My memory of the dinner party is not precisely first person, but a bit above myself and off to the right, in a place most often occupied by the Angel of the backstory, who most often sits quietly on her hands and waits to speak until spoken to.
[She’s here with me now in the bath as I type this with my thumbs, a latte that isn’t exactly about napkins or Bitty or dinner, but more about her and the things she has to say.]
At dinner, she spurred bits and fragments of irrelevant soliloquy until my person gently interrupted her and said,
“She asked about Bitty.”
And eventually I got to the part about Bitty sleeping on my chest in the sleepless nights of the darkest winter. Bitty who insisted that we rest, whose body held the shards of me that had had a gauntlet of a year, and day of decisions, and week from hell, and fall of terror. Bitty who knew that I could not answer her questions, so she kept them to herself. And when I woke in the night and opened my phone to check the lab reports - both for reassurance that he was still alive and confirmation that he was still marginally in the same condition in which I left him, she simply stood and circled my bones, emphatically replacing herself on top of me.

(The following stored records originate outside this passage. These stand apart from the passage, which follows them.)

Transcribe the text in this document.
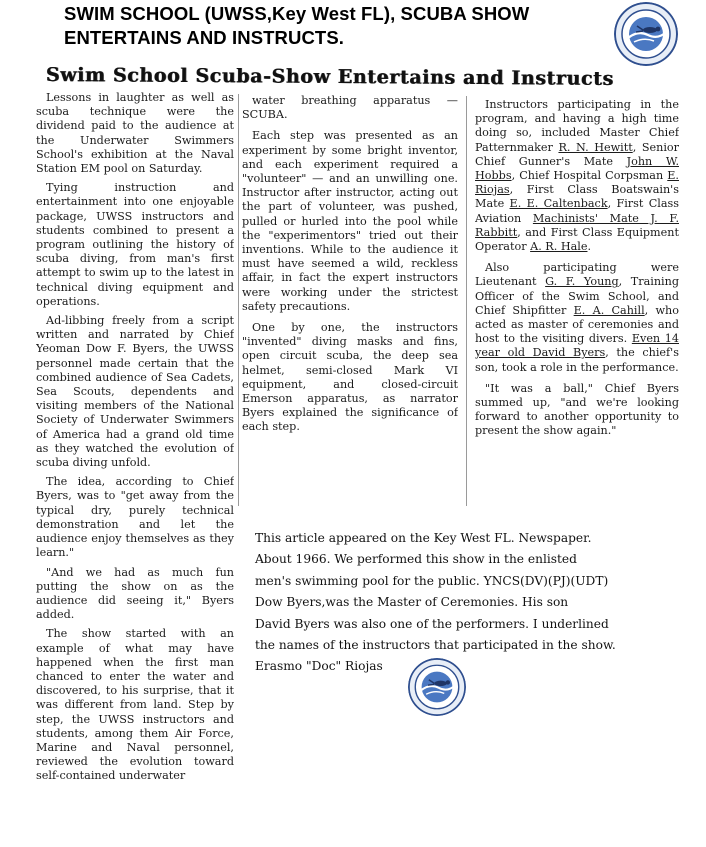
SWIM SCHOOL (UWSS,Key West FL), SCUBA SHOW
ENTERTAINS AND INSTRUCTS.
Swim School Scuba-Show Entertains and Instructs

Lessons in laughter as well as scuba technique were the dividend paid to the audience at the Underwater Swimmers School's exhibition at the Naval Station EM pool on Saturday.

Tying instruction and entertainment into one enjoyable package, UWSS instructors and students combined to present a program outlining the history of scuba diving, from man's first attempt to swim up to the latest in technical diving equipment and operations.

Ad-libbing freely from a script written and narrated by Chief Yeoman Dow F. Byers, the UWSS personnel made certain that the combined audience of Sea Cadets, Sea Scouts, dependents and visiting members of the National Society of Underwater Swimmers of America had a grand old time as they watched the evolution of scuba diving unfold.

The idea, according to Chief Byers, was to "get away from the typical dry, purely technical demonstration and let the audience enjoy themselves as they learn."

"And we had as much fun putting the show on as the audience did seeing it," Byers added.

The show started with an example of what may have happened when the first man chanced to enter the water and discovered, to his surprise, that it was different from land. Step by step, the UWSS instructors and students, among them Air Force, Marine and Naval personnel, reviewed the evolution toward self-contained underwater

water breathing apparatus — SCUBA.

Each step was presented as an experiment by some bright inventor, and each experiment required a "volunteer" — and an unwilling one. Instructor after instructor, acting out the part of volunteer, was pushed, pulled or hurled into the pool while the "experimentors" tried out their inventions. While to the audience it must have seemed a wild, reckless affair, in fact the expert instructors were working under the strictest safety precautions.

One by one, the instructors "invented" diving masks and fins, open circuit scuba, the deep sea helmet, semi-closed Mark VI equipment, and closed-circuit Emerson apparatus, as narrator Byers explained the significance of each step.

Instructors participating in the program, and having a high time doing so, included Master Chief Patternmaker R. N. Hewitt, Senior Chief Gunner's Mate John W. Hobbs, Chief Hospital Corpsman E. Riojas, First Class Boatswain's Mate E. E. Caltenback, First Class Aviation Machinists' Mate J. F. Rabbitt, and First Class Equipment Operator A. R. Hale.

Also participating were Lieutenant G. F. Young, Training Officer of the Swim School, and Chief Shipfitter E. A. Cahill, who acted as master of ceremonies and host to the visiting divers. Even 14 year old David Byers, the chief's son, took a role in the performance.

"It was a ball," Chief Byers summed up, "and we're looking forward to another opportunity to present the show again."

This article appeared on the Key West FL. Newspaper.
About 1966. We performed this show in the enlisted
men's swimming pool for the public. YNCS(DV)(PJ)(UDT)
Dow Byers,was the Master of Ceremonies. His son
David Byers was also one of the performers. I underlined
the names of the instructors that participated in the show.
Erasmo "Doc" Riojas
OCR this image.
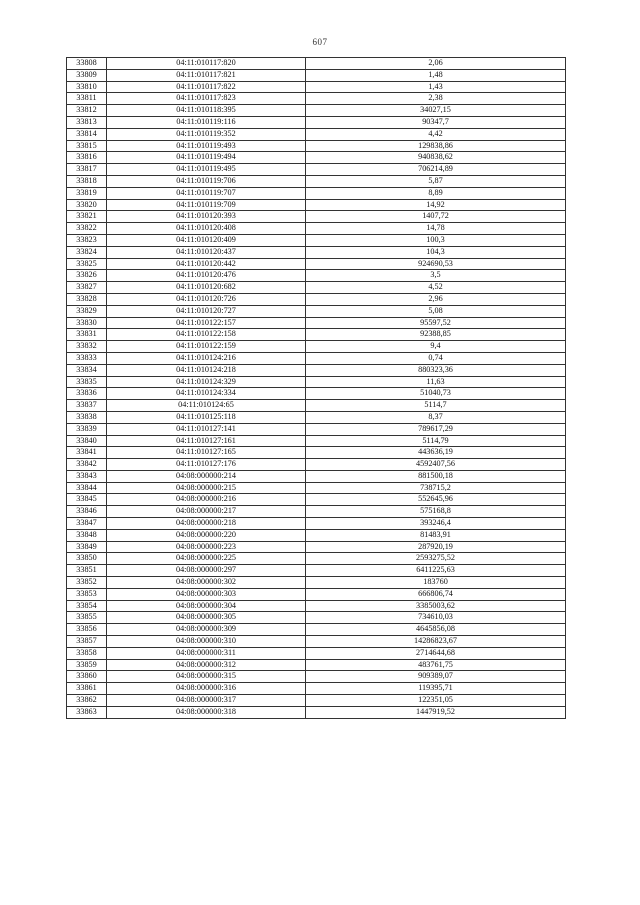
607
33808	04:11:010117:820	2,06
33809	04:11:010117:821	1,48
33810	04:11:010117:822	1,43
33811	04:11:010117:823	2,38
33812	04:11:010118:395	34027,15
33813	04:11:010119:116	90347,7
33814	04:11:010119:352	4,42
33815	04:11:010119:493	129838,86
33816	04:11:010119:494	940838,62
33817	04:11:010119:495	706214,89
33818	04:11:010119:706	5,87
33819	04:11:010119:707	8,89
33820	04:11:010119:709	14,92
33821	04:11:010120:393	1407,72
33822	04:11:010120:408	14,78
33823	04:11:010120:409	100,3
33824	04:11:010120:437	104,3
33825	04:11:010120:442	924690,53
33826	04:11:010120:476	3,5
33827	04:11:010120:682	4,52
33828	04:11:010120:726	2,96
33829	04:11:010120:727	5,08
33830	04:11:010122:157	95597,52
33831	04:11:010122:158	92388,85
33832	04:11:010122:159	9,4
33833	04:11:010124:216	0,74
33834	04:11:010124:218	880323,36
33835	04:11:010124:329	11,63
33836	04:11:010124:334	51040,73
33837	04:11:010124:65	5114,7
33838	04:11:010125:118	8,37
33839	04:11:010127:141	789617,29
33840	04:11:010127:161	5114,79
33841	04:11:010127:165	443636,19
33842	04:11:010127:176	4592407,56
33843	04:08:000000:214	881500,18
33844	04:08:000000:215	738715,2
33845	04:08:000000:216	552645,96
33846	04:08:000000:217	575168,8
33847	04:08:000000:218	393246,4
33848	04:08:000000:220	81483,91
33849	04:08:000000:223	287920,19
33850	04:08:000000:225	2593275,52
33851	04:08:000000:297	6411225,63
33852	04:08:000000:302	183760
33853	04:08:000000:303	666806,74
33854	04:08:000000:304	3385003,62
33855	04:08:000000:305	734610,03
33856	04:08:000000:309	4645856,08
33857	04:08:000000:310	14286823,67
33858	04:08:000000:311	2714644,68
33859	04:08:000000:312	483761,75
33860	04:08:000000:315	909389,07
33861	04:08:000000:316	119395,71
33862	04:08:000000:317	122351,05
33863	04:08:000000:318	1447919,52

She did not mother or patronize. She did not ask or yell. She never cried or had opinions on the matter. In the morning she let me go, and at night she helped stave off the demons that conflate trauma with intuition and seed nightmares and flashbacks.
Bitty is my place of refuge, you see?
How can I do her justice with a simple sentence or haiku?
I cannot. Not in my house, not at my table. At my table the unfiltered complexity of the full truth is served between unlikely courses, atop linens who each have their own history to hold.
And you? You dear reader get the slightly more refined retelling - a meandering quad shot macchiato of lyricism and trauma, rolled together like aloo gobi and chocolate zucchini cake.
Thanks for reading,
K
Beautiful. Bitty was meant to be with you in stillness and comfort as you were meant for her with love and stability.